Freitagsflügel – 24.07. – Der Geburtstag

am

Mit dem Namen Allahs, des Allerbarmers, des Barmherzigen!

„Mein Herr! Weite mir meine Brust und erleichtere mir meine Aufgabe und löse den Knoten meiner Zunge, damit sie meine Rede verstehen mögen.“

Am 24.07.1904 schrieb Rainer Maria Rilke an seine Schwester:

Das Wort muss Mensch werden. Das ist das Geheimnis der Welt!

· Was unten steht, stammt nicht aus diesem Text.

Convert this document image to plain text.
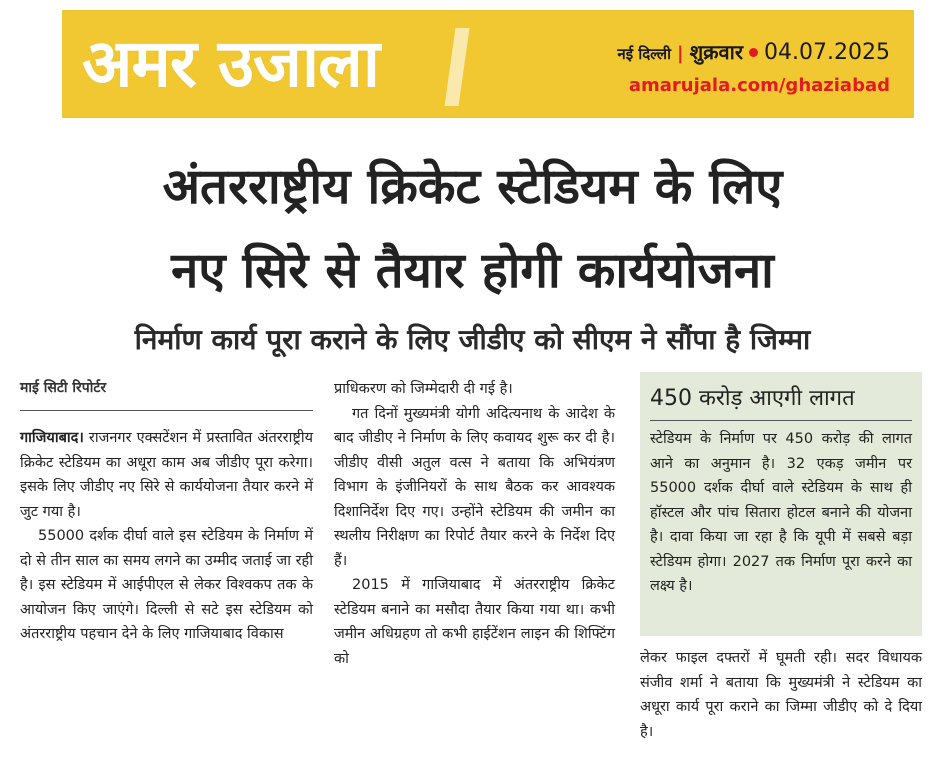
अमर उजाला	नई दिल्ली | शुक्रवार 04.07.2025
amarujala.com/ghaziabad
अंतरराष्ट्रीय क्रिकेट स्टेडियम के लिए
नए सिरे से तैयार होगी कार्ययोजना
निर्माण कार्य पूरा कराने के लिए जीडीए को सीएम ने सौंपा है जिम्मा
माई सिटी रिपोर्टर

गाजियाबाद। राजनगर एक्सटेंशन में प्रस्तावित अंतरराष्ट्रीय क्रिकेट स्टेडियम का अधूरा काम अब जीडीए पूरा करेगा। इसके लिए जीडीए नए सिरे से कार्ययोजना तैयार करने में जुट गया है।

55000 दर्शक दीर्घा वाले इस स्टेडियम के निर्माण में दो से तीन साल का समय लगने का उम्मीद जताई जा रही है। इस स्टेडियम में आईपीएल से लेकर विश्वकप तक के आयोजन किए जाएंगे। दिल्ली से सटे इस स्टेडियम को अंतरराष्ट्रीय पहचान देने के लिए गाजियाबाद विकास

प्राधिकरण को जिम्मेदारी दी गई है।

गत दिनों मुख्यमंत्री योगी अदित्यनाथ के आदेश के बाद जीडीए ने निर्माण के लिए कवायद शुरू कर दी है। जीडीए वीसी अतुल वत्स ने बताया कि अभियंत्रण विभाग के इंजीनियरों के साथ बैठक कर आवश्यक दिशानिर्देश दिए गए। उन्होंने स्टेडियम की जमीन का स्थलीय निरीक्षण का रिपोर्ट तैयार करने के निर्देश दिए हैं।

2015 में गाजियाबाद में अंतरराष्ट्रीय क्रिकेट स्टेडियम बनाने का मसौदा तैयार किया गया था। कभी जमीन अधिग्रहण तो कभी हाईटेंशन लाइन की शिफ्टिंग को

450 करोड़ आएगी लागत
स्टेडियम के निर्माण पर 450 करोड़ की लागत आने का अनुमान है। 32 एकड़ जमीन पर 55000 दर्शक दीर्घा वाले स्टेडियम के साथ ही हॉस्टल और पांच सितारा होटल बनाने की योजना है। दावा किया जा रहा है कि यूपी में सबसे बड़ा स्टेडियम होगा। 2027 तक निर्माण पूरा करने का लक्ष्य है।

लेकर फाइल दफ्तरों में घूमती रही। सदर विधायक संजीव शर्मा ने बताया कि मुख्यमंत्री ने स्टेडियम का अधूरा कार्य पूरा कराने का जिम्मा जीडीए को दे दिया है।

Mensch werden. Das ist der Lebenssinn. Das Wort durch Handlungen ausdrücken. Lauter zu sprechen als es mit der Zunge je möglich ist: nämlich durch Zustände. Damit ein Wort Mensch werden kann, muss es zuerst erhört werden. Aus diesem Grund beginnt der bedeutendste Dichter der Weltgeschichte Mewlana Dschelaleddin Rumi sein Hauptwerk mit dem Wort: „Bischnev“ – „Lausche…“ 

Und der Mann, von dem Mewlana Rumi, möge Allah ihm barmherzig sein, sagt, dass er von ihm alles habe, sagt in seinem bekanntesten Werk:

„Und dann verstehe die Worte ohne Aussprache und Laute, verstehe ohne deinen Verstand und höre ohne deine Ohren zu gebrauchen.“ (Feriduddin Attar: Die Konferenz der Vögel, Der Anfang des Buches)

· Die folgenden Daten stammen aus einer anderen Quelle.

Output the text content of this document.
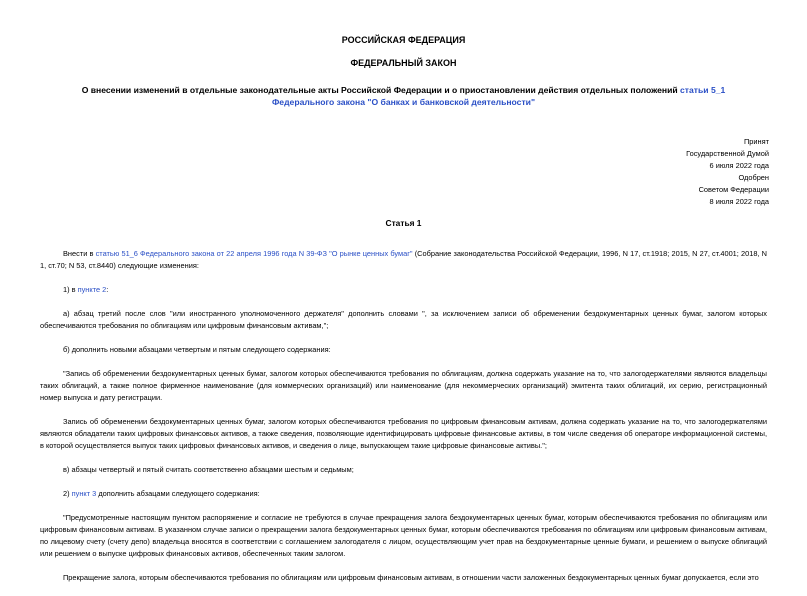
РОССИЙСКАЯ ФЕДЕРАЦИЯ
ФЕДЕРАЛЬНЫЙ ЗАКОН
О внесении изменений в отдельные законодательные акты Российской Федерации и о приостановлении действия отдельных положений статьи 5_1
Федерального закона "О банках и банковской деятельности"
Принят
Государственной Думой
6 июля 2022 года
Одобрен
Советом Федерации
8 июля 2022 года
Статья 1

Внести в статью 51_6 Федерального закона от 22 апреля 1996 года N 39-ФЗ "О рынке ценных бумаг" (Собрание законодательства Российской Федерации, 1996, N 17, ст.1918; 2015, N 27, ст.4001; 2018, N 1, ст.70; N 53, ст.8440) следующие изменения:

1) в пункте 2:

а) абзац третий после слов "или иностранного уполномоченного держателя" дополнить словами ", за исключением записи об обременении бездокументарных ценных бумаг, залогом которых обеспечиваются требования по облигациям или цифровым финансовым активам,";

б) дополнить новыми абзацами четвертым и пятым следующего содержания:

"Запись об обременении бездокументарных ценных бумаг, залогом которых обеспечиваются требования по облигациям, должна содержать указание на то, что залогодержателями являются владельцы таких облигаций, а также полное фирменное наименование (для коммерческих организаций) или наименование (для некоммерческих организаций) эмитента таких облигаций, их серию, регистрационный номер выпуска и дату регистрации.

Запись об обременении бездокументарных ценных бумаг, залогом которых обеспечиваются требования по цифровым финансовым активам, должна содержать указание на то, что залогодержателями являются обладатели таких цифровых финансовых активов, а также сведения, позволяющие идентифицировать цифровые финансовые активы, в том числе сведения об операторе информационной системы, в которой осуществляется выпуск таких цифровых финансовых активов, и сведения о лице, выпускающем такие цифровые финансовые активы.";

в) абзацы четвертый и пятый считать соответственно абзацами шестым и седьмым;

2) пункт 3 дополнить абзацами следующего содержания:

"Предусмотренные настоящим пунктом распоряжение и согласие не требуются в случае прекращения залога бездокументарных ценных бумаг, которым обеспечиваются требования по облигациям или цифровым финансовым активам. В указанном случае записи о прекращении залога бездокументарных ценных бумаг, которым обеспечиваются требования по облигациям или цифровым финансовым активам, по лицевому счету (счету депо) владельца вносятся в соответствии с соглашением залогодателя с лицом, осуществляющим учет прав на бездокументарные ценные бумаги, и решением о выпуске облигаций или решением о выпуске цифровых финансовых активов, обеспеченных таким залогом.

Прекращение залога, которым обеспечиваются требования по облигациям или цифровым финансовым активам, в отношении части заложенных бездокументарных ценных бумаг допускается, если это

Wenige Worte reichen dem Menschen, wenn er lauscht.

Welche Worte beleben meine Handlungen?

Wenn mein Leben ein Roman wäre, würde ich ihn lesen wollen?

Hätte mein Roman des Lebens das Potential verfilmt zu werden?

Wenn ich anderen Geschöpfen regelmäßig Schwierigkeiten bereite, war es gut, dass ich geboren wurde?

Himmel, o Hölle! sagt mir! War’s gut, dass geboren ich wurde,
Sag es mir: Liebst Du mich Herr! Liebst Du Dein’ sündigen Knecht….
Danke o Brüder, o Freunde! Danke, dass ihr mich so liebtet,
Danke, dass ihr mich so liebt trotz meiner Sünden… o Herr!

Die Fragen zu leben ist oftmals bedeutender und gewichtiger als Antworten zu geben.

Zähle ich die Tage oder die Augenblicke, an die ich mich der Liebe voll, zurückerinnere?

Wenn ein Mensch drei Tage mit mir verbringt, ist er dann glücklicher, einfühlsamer und wissender?

Oder ist mein Leben ein Beispiel dafür, wie das Leben anderer destruiert wird?

Bedeutet Schmerz für mich Lehre oder Leid?

Was zeichnet meine drei besten FreundInnen aus?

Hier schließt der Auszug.